I was working with speech recognition software and found a way to have the speech recognizer listen indefinitely such that there is a smoother user experience. I have a kickout command that should end the program if the word terminate is ever said. The code is shown below...
import speech_recognition as sr
import sys
def callback(recognizer, audio): # this is called from the background thread
try:
print("You said " + recognizer.recognize_google(audio))
if(text == 'Terminate' or text == 'terminate'):
sys.exit()
except:
pass
r = sr.Recognizer()
r.listen_in_background(sr.Microphone(), callback)
import time
while True: time.sleep(0.1)
I have tried setting all the threads to daemon and have tried using Os.exit(). Please let me know if there is any other things I should try.
Disclaimer: this is untested. I don't have this package installed.
However, just by reading the source code at https://github.com/Uberi/speech_recognition/blob/master/speech_recognition/__init__.py I discovered this:
The call listen_in_background
returns a reference to the stopper()
function, which terminates the listening thread in an acceptably nice way. In order to leverage this, try the following:
import time
import speech_recognition as sr
import sys
stop_it = False
def callback(recognizer, audio): # this is called from the background thread
global stop_it
try:
print("You said " + recognizer.recognize_google(audio))

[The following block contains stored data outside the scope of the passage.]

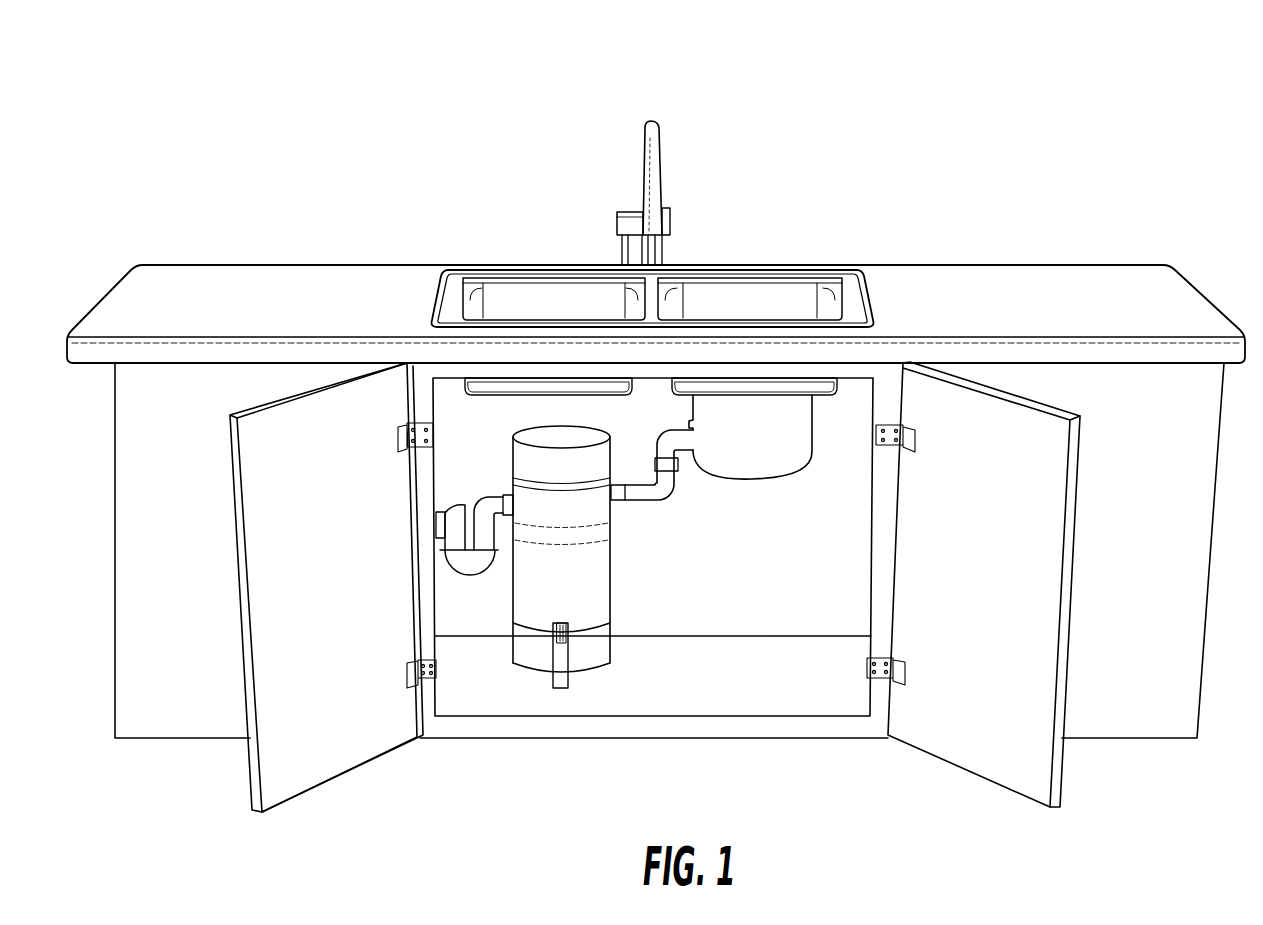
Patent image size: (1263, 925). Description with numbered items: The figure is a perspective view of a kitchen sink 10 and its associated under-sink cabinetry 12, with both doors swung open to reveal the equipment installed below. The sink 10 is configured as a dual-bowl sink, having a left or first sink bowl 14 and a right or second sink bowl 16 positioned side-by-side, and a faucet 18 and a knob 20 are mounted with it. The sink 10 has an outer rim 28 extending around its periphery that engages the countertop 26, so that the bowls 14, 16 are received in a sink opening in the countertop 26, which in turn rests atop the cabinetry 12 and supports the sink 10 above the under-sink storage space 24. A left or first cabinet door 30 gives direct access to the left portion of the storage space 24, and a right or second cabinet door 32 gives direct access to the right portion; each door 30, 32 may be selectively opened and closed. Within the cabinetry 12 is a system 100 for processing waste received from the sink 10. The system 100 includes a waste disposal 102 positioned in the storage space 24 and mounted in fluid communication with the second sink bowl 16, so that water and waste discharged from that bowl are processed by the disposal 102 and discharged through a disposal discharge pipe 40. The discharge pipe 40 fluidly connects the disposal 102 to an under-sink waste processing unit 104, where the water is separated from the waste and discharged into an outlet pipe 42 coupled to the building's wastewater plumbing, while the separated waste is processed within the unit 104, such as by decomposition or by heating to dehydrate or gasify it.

The kitchen sink 10 is at (478, 262).
The under-sink cabinetry 12 is at (262, 386).
The first sink bowl 14 is at (562, 300).
The second sink bowl 16 is at (750, 303).
The faucet 18 is at (658, 132).
The knob 20 is at (627, 218).
The under-sink storage space 24 is at (779, 663).
The countertop 26 is at (1047, 287).
The outer rim 28 is at (842, 282).
The first cabinet door 30 is at (272, 620).
The second cabinet door 32 is at (1040, 597).
The disposal discharge pipe 40 is at (653, 493).
The outlet pipe 42 is at (455, 540).
The system for processing waste 100 is at (701, 507).
The waste disposal 102 is at (758, 479).
The under-sink waste processing unit 104 is at (585, 610).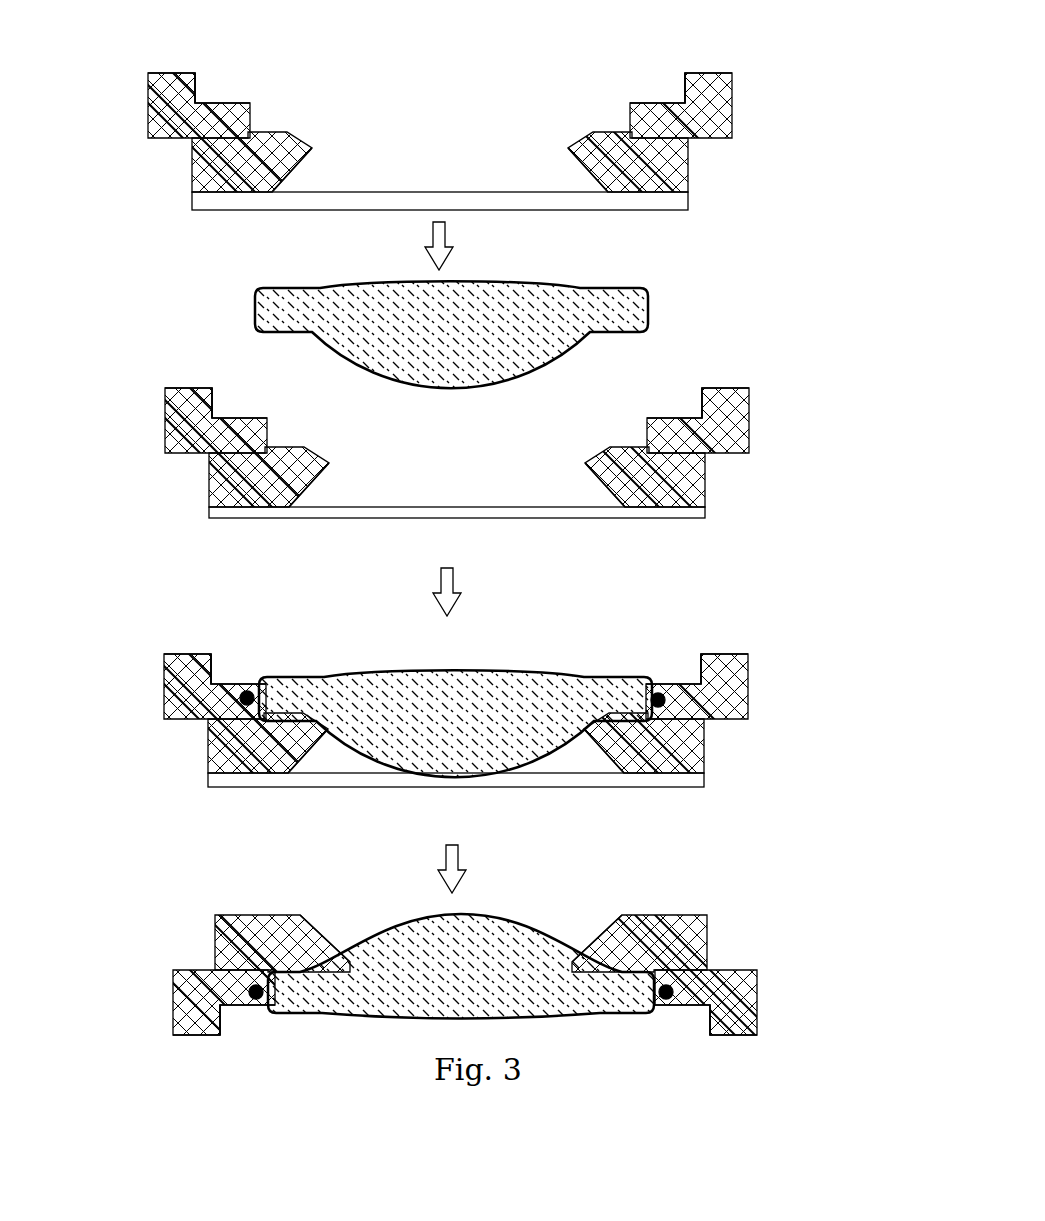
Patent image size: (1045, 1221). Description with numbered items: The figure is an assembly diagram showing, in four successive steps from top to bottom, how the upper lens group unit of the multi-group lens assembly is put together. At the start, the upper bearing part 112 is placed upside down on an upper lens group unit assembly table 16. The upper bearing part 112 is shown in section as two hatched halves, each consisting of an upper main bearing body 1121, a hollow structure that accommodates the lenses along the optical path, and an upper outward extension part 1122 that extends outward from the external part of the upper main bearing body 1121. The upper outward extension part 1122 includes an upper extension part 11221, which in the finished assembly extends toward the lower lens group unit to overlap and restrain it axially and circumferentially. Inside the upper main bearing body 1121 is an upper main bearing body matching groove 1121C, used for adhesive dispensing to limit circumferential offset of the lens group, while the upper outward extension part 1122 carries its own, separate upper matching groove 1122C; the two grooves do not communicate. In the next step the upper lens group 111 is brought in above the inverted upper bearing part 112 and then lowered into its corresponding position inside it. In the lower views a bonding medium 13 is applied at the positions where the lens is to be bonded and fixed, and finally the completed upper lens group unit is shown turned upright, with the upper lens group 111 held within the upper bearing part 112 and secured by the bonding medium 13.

The upper lens group 111 is at (652, 300).
The upper bearing part 112 is at (485, 543).
The upper main bearing body 1121 is at (444, 503).
The upper main bearing body matching groove 1121C is at (150, 78).
The upper outward extension part 1122 is at (473, 525).
The upper matching groove 1122C is at (215, 98).
The upper extension part 11221 is at (707, 74).
The bonding medium 13 is at (243, 696).
The upper lens group unit assembly table 16 is at (192, 203).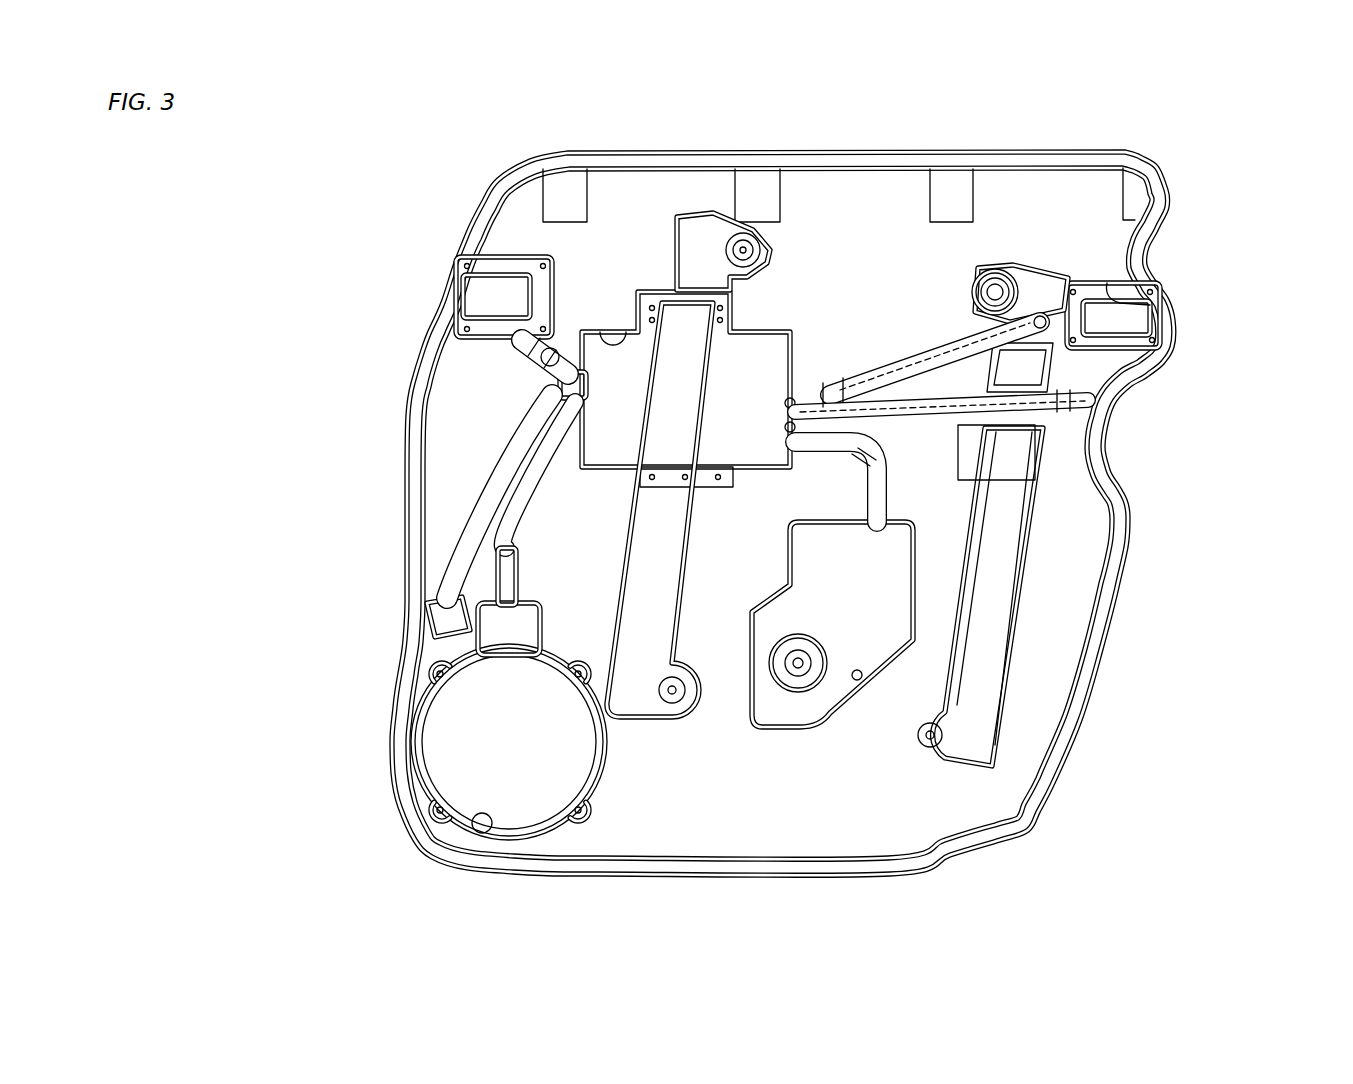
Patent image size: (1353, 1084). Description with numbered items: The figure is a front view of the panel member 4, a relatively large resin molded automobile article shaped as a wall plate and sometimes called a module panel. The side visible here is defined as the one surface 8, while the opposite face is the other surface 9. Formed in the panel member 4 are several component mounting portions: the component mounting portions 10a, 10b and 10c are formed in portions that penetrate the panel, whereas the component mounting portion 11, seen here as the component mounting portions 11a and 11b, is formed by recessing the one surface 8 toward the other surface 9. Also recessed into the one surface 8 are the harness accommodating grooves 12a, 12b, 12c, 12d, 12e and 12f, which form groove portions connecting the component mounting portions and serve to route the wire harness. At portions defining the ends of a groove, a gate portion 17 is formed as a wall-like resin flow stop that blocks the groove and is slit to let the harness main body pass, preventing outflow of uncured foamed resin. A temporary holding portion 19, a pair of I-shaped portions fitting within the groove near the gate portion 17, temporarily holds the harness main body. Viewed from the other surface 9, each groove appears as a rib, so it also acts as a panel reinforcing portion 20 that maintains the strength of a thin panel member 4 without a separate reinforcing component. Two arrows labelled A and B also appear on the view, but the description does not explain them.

The panel member 4 is at (743, 492).
The one surface 8 is at (1010, 824).
The other surface 9 is at (1008, 774).
The component mounting portion 10a is at (470, 324).
The component mounting portion 10b is at (478, 838).
The component mounting portion 10c is at (1172, 316).
The component mounting portion 11 is at (832, 624).
The component mounting portion 11a is at (627, 337).
The component mounting portion 11b is at (893, 610).
The harness accommodating groove 12a is at (525, 352).
The harness accommodating groove 12b is at (500, 478).
The harness accommodating groove 12c is at (520, 500).
The harness accommodating groove 12d is at (925, 350).
The harness accommodating groove 12e is at (960, 430).
The harness accommodating groove 12f is at (880, 497).
The gate portion 17 is at (570, 380).
The temporary holding portion 19 is at (822, 385).
The panel reinforcing portion 20 is at (1013, 263).
The direction A is at (878, 338).
The direction B is at (690, 430).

if text.lower() == 'terminate':
stop_it = True
except:
pass
r = sr.Recognizer()
just_try_and_stop_me = r.listen_in_background(sr.Microphone(), callback)
while True:
if stop_it:
just_try_and_stop_me(wait_for_stop=True)
break
time.sleep(0.1)
NB: Globals are kinda hackish, so for your next challenge, try to encapsulate all this in a proper class. But for now, this should be pretty good for starters. Also, there is no need for parentheses around your condition (this isn't C). Also, .lower()
method on a string will return the lowercase version for simpler case-insensitive comparisons.